We find merit in the petition. Under Section 2, Rule 103 of the New Rules of Court, the petition for change shall set forth inter alia, the name asked for. The requirement is mandatory and compliance therewith is essential, for it is by such means that the court acquires jurisdiction. It was held in Republic vs. Reyes, 1 that failure to include the name sought to be adopted in the title of the petition, and consequently in the notices published in newspapers is a substantial jurisdictional infirmity. As enunciated in Go Chill Beng vs. Republic, 2 for publication to be effective, it must give a correct information. To inform, the publication should recite, among others, the following facts: (a) the name or names of applicant; (b) the cause for which the change of name is sought; and (c) the new name asked for.

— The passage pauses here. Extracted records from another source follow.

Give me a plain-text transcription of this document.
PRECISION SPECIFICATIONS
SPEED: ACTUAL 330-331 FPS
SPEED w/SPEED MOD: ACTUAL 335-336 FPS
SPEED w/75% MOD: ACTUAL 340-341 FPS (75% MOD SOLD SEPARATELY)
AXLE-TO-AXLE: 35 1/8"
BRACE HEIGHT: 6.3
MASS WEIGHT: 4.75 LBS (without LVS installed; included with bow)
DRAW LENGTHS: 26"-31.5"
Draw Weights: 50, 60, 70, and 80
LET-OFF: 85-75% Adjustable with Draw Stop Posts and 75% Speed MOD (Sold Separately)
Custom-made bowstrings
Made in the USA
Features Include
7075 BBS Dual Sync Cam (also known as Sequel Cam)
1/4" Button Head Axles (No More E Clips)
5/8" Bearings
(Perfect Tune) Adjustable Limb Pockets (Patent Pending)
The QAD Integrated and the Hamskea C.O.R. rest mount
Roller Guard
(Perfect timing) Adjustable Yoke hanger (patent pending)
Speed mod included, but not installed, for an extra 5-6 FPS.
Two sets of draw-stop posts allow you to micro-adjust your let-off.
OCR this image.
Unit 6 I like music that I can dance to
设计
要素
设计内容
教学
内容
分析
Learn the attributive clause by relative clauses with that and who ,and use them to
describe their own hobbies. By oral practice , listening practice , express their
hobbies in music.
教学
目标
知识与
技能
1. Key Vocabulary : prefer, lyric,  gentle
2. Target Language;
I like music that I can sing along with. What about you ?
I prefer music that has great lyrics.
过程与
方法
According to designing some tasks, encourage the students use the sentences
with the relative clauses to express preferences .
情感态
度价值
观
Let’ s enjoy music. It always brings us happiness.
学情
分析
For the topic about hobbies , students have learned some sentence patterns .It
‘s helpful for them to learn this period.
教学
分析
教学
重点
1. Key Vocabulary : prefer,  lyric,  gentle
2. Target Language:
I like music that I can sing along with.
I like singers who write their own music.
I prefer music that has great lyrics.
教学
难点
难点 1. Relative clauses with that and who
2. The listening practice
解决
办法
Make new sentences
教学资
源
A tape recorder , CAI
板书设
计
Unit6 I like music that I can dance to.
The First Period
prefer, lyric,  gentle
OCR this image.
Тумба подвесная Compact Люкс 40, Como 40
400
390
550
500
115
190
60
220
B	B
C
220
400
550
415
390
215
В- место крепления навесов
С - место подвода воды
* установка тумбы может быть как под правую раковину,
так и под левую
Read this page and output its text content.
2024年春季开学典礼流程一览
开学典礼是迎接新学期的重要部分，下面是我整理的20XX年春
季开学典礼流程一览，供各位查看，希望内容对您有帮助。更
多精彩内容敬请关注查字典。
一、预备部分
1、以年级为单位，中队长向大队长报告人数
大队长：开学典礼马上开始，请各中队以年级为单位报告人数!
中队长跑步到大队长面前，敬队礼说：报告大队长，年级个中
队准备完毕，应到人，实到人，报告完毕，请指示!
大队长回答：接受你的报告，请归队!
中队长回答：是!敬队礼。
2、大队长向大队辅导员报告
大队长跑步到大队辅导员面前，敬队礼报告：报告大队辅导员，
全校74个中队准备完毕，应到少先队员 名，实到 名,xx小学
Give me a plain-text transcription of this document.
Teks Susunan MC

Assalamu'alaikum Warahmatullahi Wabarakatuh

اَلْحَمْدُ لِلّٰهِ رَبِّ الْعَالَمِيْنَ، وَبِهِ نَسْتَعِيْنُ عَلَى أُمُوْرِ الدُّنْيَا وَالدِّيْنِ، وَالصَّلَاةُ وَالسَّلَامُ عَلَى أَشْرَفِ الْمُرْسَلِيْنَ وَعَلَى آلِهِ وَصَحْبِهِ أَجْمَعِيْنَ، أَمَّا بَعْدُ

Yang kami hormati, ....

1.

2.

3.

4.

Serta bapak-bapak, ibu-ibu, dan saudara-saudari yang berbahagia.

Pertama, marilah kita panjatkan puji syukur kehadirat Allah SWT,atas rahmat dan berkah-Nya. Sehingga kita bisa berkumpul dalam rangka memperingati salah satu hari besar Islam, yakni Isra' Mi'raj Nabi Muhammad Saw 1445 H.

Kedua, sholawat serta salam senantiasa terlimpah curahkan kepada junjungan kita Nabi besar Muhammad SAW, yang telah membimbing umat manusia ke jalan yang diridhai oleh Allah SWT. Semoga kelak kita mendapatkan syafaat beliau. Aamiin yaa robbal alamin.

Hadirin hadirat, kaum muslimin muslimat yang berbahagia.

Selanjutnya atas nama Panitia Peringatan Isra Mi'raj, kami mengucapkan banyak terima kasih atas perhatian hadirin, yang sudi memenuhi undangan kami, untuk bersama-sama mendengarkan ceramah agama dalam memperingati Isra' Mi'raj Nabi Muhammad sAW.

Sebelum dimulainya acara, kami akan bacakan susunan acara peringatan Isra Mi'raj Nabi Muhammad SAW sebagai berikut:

In Ng Yao Siong vs. Republic,3
the rationale of the requirement to include in the title of the petition the name sought to be adopted was expressly made clear, thus:
... Notices in the newspaper, like the one under consideration, usually appears in the back pages. The reader as is to be expected, merely glances at the title of the petition. It is only after he has satisfied himself that the title interests him that he proceeds to read down further. The probability that the portion heretofore quoted will escape the reader's notice. The purpose of which the publication is made, that is, to inform, may thus be served.
It appears from respondent's exhibits 3-A and 3-B that only the name Li Kan Wa was given in the title, and the name John Sotto was not mentioned. Omission in the title of the petition of the name asked for is fatal, and the court did not acquire jurisdiction over the case. Non-compliance with the rules did not vest the court with authority to act on the petition and therefore, the questioned decision is null and void.
In view of the conclusion reached, there is no further need to pass upon the other issue as to whether or not respondent presented a reasonable or compelling cause for change of name.
WHEREFORE, the decision dated September 9, 1970 is hereby annulled and set aside and without prejudice to the amendment of the petition, and further proper proceedings thereafter as prescribed by law.
No costs.
SO ORDERED.
Teehankee, Makasiar, Guerrero and Melencio-Herrera, JJ., concur.
Fernandez, J., took no part.
#Footnotes
1 L-29850, June 30, l972, 45SCRA570.
2 L-29574, August 18, 1972, 46 SCRA 617.
3 L-20306 March 31, 1966, 16 SCRA 483.